Introducing Amethyst

With the song 'Miles' by Christina Perri playing in the background, I finally began working on this blog after an extreme case of writers' block, interviews to prepare for, Aerobics classes to attend (And whatever Meera says, I am NOT a fitness freak. Don't make trying to lose a couple of pounds look like some heinous crime) and of course, preparing for my Law Entrance exam.

Anyhow, with this begins a series of posts  which deal with everyday life topics from how much weight that I gained or lost in a day to the tsunamis that might or might not occur. Something tells me that we'll be seeing a lot of articles on 'Pots', 'Purple' and 'Flowers'. (Courtesy: Meera) -_-'
     
Considering how Meera talked about  pretty much everything that our future posts would consist of, I have no choice but to actually introduce myself. I might sound a little stand-offish and a tiny bit random,  but I'll try my hardest not to. Who am I? Dear lord, WHO AM I?! I'm just a measly seventeen year old girl with the ambition of making it big in my life. Okay, that's a lie. All I ask for is to be happy. Problem? 
Just like every other other intelligent life form with two eyes, two ears, a nose, a mouth and a functional brain, I have my angry moments, my cringe-worthy moments, my happy moments and my...not-so-happy moments.

I'm an extremely ambitious person who is time conscious, a loving sister and an obedient daughter. I'm a benign person with altruistic thoughts. I'm a social animal. And most of all, I love everyone equally. 
...
Scratch that! Can't you see LIE written all over it?! I'm none of those things. Actually, I don't see how ANYONE can be all those things at a time. I'm partially ambitious with absolutely no sense of time. I love pulling my sister's hair out for the sake of my amusement and I absolutely do NOT love everyone equally! Technically speaking, that's quite impossible. I mean you have so many loathsome people like the terrorists, the urinators( You know, the people who pee on the roads? This word is probably native to India), the honkers( the people who keep honking mindlessly on the roads as though it's their god-given right to torture our poor, unsuspecting ears with excessive and if I might add, needless honking) and not to forget our charming 'Netas'. You'll have to be an absolute dunce to not notice the heavy, underlying sarcasm.

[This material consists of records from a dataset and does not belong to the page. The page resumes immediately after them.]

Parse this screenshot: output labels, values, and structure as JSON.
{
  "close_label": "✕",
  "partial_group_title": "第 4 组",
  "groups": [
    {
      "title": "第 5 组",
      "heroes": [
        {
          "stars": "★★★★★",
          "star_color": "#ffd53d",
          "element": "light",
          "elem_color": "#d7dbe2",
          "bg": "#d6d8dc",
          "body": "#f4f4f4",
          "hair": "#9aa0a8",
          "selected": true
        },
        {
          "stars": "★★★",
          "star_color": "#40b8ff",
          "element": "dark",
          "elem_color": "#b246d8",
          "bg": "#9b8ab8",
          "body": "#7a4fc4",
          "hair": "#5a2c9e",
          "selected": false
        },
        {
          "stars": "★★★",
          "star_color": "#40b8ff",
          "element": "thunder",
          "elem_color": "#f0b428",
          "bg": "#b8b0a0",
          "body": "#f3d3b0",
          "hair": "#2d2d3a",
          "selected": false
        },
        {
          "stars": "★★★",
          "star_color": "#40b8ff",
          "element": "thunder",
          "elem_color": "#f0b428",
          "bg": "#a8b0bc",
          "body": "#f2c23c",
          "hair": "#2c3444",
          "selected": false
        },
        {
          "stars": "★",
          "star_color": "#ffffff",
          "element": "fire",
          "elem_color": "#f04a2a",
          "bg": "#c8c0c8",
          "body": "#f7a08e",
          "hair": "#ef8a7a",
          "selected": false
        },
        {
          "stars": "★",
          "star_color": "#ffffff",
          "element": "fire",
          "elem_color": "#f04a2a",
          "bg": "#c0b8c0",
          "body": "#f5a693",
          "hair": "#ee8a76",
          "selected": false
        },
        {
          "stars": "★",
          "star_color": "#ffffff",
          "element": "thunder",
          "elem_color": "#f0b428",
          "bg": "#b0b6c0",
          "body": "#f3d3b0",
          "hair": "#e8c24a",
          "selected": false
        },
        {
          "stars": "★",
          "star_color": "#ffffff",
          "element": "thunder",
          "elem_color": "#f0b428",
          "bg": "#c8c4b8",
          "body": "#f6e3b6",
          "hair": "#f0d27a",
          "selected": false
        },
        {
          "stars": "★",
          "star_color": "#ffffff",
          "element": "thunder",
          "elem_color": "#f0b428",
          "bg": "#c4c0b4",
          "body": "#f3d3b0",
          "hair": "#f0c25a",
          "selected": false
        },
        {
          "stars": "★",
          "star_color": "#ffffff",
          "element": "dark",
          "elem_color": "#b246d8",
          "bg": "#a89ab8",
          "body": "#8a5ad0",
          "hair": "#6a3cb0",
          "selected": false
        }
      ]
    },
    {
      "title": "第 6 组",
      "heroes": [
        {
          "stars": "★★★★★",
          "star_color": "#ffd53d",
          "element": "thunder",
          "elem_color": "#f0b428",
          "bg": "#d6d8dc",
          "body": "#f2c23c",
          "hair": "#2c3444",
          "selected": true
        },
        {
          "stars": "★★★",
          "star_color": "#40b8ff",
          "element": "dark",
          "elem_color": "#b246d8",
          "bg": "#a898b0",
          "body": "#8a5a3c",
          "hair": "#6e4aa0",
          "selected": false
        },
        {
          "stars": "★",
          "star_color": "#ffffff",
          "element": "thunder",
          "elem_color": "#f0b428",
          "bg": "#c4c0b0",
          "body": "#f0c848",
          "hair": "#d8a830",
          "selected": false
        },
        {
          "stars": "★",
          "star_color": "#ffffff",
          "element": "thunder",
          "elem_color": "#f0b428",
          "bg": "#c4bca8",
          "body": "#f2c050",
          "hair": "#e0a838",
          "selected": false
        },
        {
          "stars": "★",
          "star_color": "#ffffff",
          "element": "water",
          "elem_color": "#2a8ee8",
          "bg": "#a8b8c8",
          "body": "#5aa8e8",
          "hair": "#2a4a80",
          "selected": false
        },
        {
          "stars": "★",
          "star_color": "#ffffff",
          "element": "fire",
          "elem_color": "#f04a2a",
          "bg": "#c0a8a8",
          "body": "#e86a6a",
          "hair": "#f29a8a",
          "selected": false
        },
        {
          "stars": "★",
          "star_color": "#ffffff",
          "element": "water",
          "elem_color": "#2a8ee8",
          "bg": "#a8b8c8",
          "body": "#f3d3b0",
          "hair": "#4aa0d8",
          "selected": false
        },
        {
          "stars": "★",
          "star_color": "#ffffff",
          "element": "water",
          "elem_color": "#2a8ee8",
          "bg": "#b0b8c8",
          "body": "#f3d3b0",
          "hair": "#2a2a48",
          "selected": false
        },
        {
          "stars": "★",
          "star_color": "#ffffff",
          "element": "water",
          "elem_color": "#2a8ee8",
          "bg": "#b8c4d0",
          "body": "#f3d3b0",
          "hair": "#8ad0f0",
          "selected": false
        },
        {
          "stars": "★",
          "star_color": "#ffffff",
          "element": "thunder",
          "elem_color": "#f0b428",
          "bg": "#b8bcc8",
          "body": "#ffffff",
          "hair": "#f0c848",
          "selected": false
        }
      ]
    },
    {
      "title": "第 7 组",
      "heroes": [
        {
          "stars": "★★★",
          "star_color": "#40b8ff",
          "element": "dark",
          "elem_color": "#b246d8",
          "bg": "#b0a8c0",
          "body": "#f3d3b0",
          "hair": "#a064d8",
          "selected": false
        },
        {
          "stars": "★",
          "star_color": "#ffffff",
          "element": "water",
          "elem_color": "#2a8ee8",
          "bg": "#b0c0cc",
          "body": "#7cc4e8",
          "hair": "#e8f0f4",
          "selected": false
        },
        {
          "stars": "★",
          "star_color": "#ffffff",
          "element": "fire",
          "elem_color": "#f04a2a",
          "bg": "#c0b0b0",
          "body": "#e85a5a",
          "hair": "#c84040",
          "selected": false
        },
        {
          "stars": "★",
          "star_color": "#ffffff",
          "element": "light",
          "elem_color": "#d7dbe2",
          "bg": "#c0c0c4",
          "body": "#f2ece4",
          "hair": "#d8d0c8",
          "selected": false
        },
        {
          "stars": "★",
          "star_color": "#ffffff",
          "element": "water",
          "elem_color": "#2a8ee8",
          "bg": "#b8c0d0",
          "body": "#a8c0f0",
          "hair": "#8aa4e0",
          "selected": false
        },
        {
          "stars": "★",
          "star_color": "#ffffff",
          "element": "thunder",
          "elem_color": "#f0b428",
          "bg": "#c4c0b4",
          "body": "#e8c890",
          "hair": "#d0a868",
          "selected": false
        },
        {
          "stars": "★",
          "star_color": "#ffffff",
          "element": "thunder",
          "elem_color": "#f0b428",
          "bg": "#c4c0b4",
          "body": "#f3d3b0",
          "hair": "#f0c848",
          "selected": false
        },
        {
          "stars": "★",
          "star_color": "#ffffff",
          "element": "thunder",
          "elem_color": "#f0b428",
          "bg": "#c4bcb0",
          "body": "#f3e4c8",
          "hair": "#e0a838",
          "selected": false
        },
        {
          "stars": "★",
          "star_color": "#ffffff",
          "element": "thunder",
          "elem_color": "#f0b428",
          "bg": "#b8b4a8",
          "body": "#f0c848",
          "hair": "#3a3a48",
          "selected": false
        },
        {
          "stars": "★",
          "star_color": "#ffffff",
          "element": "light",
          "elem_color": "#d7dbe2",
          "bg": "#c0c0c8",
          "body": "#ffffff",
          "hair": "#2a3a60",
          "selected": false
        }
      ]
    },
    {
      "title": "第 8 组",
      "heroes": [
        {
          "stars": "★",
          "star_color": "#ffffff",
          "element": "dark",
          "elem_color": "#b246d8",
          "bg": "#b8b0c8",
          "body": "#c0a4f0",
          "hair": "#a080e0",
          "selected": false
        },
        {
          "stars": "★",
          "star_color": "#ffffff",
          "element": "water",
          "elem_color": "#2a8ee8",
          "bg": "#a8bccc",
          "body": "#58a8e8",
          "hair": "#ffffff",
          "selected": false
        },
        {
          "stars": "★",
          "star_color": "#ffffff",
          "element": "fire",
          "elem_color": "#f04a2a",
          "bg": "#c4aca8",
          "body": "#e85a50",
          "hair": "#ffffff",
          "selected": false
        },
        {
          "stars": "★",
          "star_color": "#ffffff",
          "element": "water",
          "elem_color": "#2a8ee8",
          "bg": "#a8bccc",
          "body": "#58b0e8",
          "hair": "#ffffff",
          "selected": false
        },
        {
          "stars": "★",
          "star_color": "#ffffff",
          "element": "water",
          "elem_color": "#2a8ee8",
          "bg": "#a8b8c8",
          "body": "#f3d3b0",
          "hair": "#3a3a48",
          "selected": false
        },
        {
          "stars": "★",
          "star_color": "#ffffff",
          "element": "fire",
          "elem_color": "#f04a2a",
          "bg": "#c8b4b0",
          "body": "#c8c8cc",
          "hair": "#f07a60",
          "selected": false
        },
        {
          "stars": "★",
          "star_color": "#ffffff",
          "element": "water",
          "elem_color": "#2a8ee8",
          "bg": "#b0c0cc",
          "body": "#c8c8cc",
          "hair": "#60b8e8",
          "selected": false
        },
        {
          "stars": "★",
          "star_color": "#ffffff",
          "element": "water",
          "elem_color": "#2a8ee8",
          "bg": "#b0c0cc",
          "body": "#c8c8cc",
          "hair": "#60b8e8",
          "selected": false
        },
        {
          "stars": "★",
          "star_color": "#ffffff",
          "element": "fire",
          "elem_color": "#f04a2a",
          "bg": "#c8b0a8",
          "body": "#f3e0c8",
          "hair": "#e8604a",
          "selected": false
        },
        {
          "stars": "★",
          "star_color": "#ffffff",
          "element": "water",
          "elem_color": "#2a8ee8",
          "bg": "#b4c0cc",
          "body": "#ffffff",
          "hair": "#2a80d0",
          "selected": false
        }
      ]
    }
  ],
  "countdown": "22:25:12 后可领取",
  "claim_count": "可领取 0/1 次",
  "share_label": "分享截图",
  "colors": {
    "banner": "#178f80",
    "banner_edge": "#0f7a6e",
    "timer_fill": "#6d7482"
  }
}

Now, coming to altruistic thoughts...*goes to make herself a sandwich* What! I was hungry! 
Mm, that was good. Back to the topic...I wouldn't call myself a genuinely altruistic person at all. I might be altruistic in thought, but in action? Not so much. Other than giving a couple of bucks to random beggars occasionally, there isn't much to my levels of generosity.
       
Looking back on what I've written, it make absolutely no sense to me. I can almost imagine my English teacher trying to jump off a cliff( Or even Tank Bund as she so famously used to say). There was neither a proper introduction nor the so called body. And if my predictions are correct, there won't be a proper ending either.
 ...
Yeah, that WAS the end! See what I meant about the proper ending part?